Mon premier rendez-vous en oncologie

Publié le par Christine Lefeuvre

La veille pose du cathéter, appelé aussi communément chambre implantable...Je n'ai pu dormir après ce passage au bloc opératoire.

Ce jour, je rencontre l'oncologue, une femme douce et ferme à la fois qui dégage par sa posture et son langage non-verbal une volonté d'accueillir au mieux l'Autre.Elle commence par prendre connaissance du dossier, pose ses questions pour compléter celui-ci et s'enquiert de mes connaissances initiales sur ma pathologie. Cela lui permet d'affiner sa perception, d'accéder aux représentations de la patiente. Cette femme traite les cancers de la femme. J'aime sa féminité et j'oserais presque dire son féminisme.Pour accéder à son poste de responsable du département d'oncologie, dans un milieu aussi patriarcal et misogyne que celui de la médecine. cete femme sait que la place de la femme n'est jamais acquise. Voilà mon ressenti, une femme humble mais très assurée. Elle essaie de repositionner le parcours habituel pour formuler la nécessité de recourir à un traitement chirurgical. Mais dès que j'en émets le refus, elle le note consciencieusement sans s'y opposer. Premier point et pas des moindres : je me sens entendue. Puis les questions récurrentes de l'examen, poids, taille, situation familiale...Je consens à répondre mais cela me gêne : je ne vois pas par exemple quel impact ma situation familiale peut avoir pour orienter un traitement l Et certes même si en soi je n'ai rien à cacher, nous sommes dans une structure hospitallère où les données sont accessibles à tous les soignants qui gravitent autour de votre personne, de près ou de loin (pharmaciens du centre anticancéreux notamment qui préparent les traitements en fonction des prescriptions). Je tiens énormément à la notion de secret médical et il me semble fondamental de baliser mon territoire physiquement et psychologiquement. Ce n'est pas parce que je n'ai rien à dire sur un sujet particulier que je ne défendrai pas la liberté d'expression ; ce n'est pas parce que je n'ai rien à cacher que je ne défendrai pas le secret médical.

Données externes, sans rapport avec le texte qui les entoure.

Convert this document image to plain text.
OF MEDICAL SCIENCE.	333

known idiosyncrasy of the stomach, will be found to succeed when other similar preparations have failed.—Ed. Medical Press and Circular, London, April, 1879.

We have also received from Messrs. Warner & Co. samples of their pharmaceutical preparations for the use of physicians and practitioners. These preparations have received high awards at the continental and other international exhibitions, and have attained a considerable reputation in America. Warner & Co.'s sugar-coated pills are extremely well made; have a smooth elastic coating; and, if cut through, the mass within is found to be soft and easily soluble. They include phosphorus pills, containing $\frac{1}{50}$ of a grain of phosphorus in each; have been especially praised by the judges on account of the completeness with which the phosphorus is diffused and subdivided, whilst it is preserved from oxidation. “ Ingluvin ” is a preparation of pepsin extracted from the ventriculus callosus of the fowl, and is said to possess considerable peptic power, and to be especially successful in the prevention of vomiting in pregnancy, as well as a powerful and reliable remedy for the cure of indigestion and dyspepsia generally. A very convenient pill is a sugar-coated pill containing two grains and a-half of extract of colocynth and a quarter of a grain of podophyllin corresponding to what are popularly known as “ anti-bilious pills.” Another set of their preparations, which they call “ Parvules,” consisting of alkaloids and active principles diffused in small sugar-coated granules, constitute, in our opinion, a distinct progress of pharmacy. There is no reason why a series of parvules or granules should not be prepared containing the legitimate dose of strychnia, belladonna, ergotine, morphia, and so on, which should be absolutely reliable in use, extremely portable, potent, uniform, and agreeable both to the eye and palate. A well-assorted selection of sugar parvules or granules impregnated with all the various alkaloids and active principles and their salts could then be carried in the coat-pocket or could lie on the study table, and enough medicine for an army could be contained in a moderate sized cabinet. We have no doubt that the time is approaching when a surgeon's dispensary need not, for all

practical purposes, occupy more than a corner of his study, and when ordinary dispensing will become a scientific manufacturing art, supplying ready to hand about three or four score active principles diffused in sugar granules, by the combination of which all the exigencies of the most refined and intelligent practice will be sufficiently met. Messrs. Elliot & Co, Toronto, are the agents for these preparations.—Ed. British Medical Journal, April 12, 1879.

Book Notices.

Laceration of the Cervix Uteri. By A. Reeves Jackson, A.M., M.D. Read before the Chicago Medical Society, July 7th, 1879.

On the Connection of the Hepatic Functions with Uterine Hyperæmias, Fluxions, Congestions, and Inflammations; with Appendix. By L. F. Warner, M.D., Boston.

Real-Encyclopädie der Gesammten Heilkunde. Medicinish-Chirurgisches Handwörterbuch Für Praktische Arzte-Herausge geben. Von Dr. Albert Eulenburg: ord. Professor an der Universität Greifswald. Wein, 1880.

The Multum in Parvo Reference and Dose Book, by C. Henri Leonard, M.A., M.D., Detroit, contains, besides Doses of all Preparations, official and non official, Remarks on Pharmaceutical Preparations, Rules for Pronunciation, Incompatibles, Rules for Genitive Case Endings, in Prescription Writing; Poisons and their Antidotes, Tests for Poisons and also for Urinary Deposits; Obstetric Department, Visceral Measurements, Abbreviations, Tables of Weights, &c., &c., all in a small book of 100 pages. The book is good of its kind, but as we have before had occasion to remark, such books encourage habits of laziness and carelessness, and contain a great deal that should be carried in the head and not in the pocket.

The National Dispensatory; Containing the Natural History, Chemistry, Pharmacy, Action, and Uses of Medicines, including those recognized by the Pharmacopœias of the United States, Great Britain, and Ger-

Puuis vient le "Je vais vous examiner". Je ne vois pas l'intérêt d'un examen clinique, la gynécologue ayant déjà repéré le terrain et émis un compte-rendu...Je l'interroge sur ce qu'elle veut voir. Elle me répond "tout". Je la regarde interloquée en précisant "mon sein droit"? "Je vais vous peser, vous mesurer, vous examiner"reprend-elle en croisant ses bras. Je l'interroge pour savoir s'il s'agit d'un manque de confiance car elle vient de solliciter oralement ses mêmes données (poids et taille). Je trouve cela infantilisant.

Elle observe le chiffre sur la balance, la confiance règne! Et pourtant cette femme est bienveillante. Elle ose reconnaître ses habitudes de fonctionnement. Je pense toujours que c'est dans cette capacité d'adaptation à la relation que transparaît l'humilité du soignant et sa grandeur d'âme. Car un vrai professionnel se reconnaît dans la gestion du grain de sable dans le rouage : voilà ce que je représentais probablement à ses yeux ce jour-là! Elle palpe délicatement mon sein, mon abdomen, mon dos puis l'autre sein. Et chose délicate, elle attache mon soutien-gorge pour clore l'examen. Comme ma peau me tiraille suite à l'intervention de la veille, cette femme se place dans une posture d'accompagnement...C'est à ma fois tellement simple et tellement rare que je m'en souviens encore!

Il est difficile lors d'un tel entretien sur le temps imparti d'étudier toutes les questions. Nous évoquons ensemble le protocole habituel et je sollicite une injection d'Herceptin dans les plus brefs délais. Alors que je suis supposée recevoir trois cures de FEC100 espacées chacune de 3 semaines avant le traitement espéré, cette oncologue accepte de passer à l'Herceptin dès la première injection et ce sans l'administration du FEC100. Je me sens écoutée, respectée dans mes choix. Cette logique entre dans la notion d'"agir son parcours de soin". Je suis dans une perspective d'espérance car elle ne me dira jamais que je vais guérir au vu de l'agressivité de la tumeur initiale, de l'envahissement ganglionnaire,du stade évalué à partir de la biopsie, de mon refus actuel de chirurgie.... mais que je peux guérir. Je lui demande quelles seront les facteurs cliniques observables pour considérer une amélioration? C'est très simple, plus d'écoulement, plus de masse palpable...Je vais m'observer scrupuleusement!

Le seul hic, avant l'injection d'Herceptin, ce sera la nécessité de recourir à une scintigraphie cardiaque pour évaluer les effets possibles du traitement sur ma fraction d'éjection ventriculaire notamment...On en reparle!!!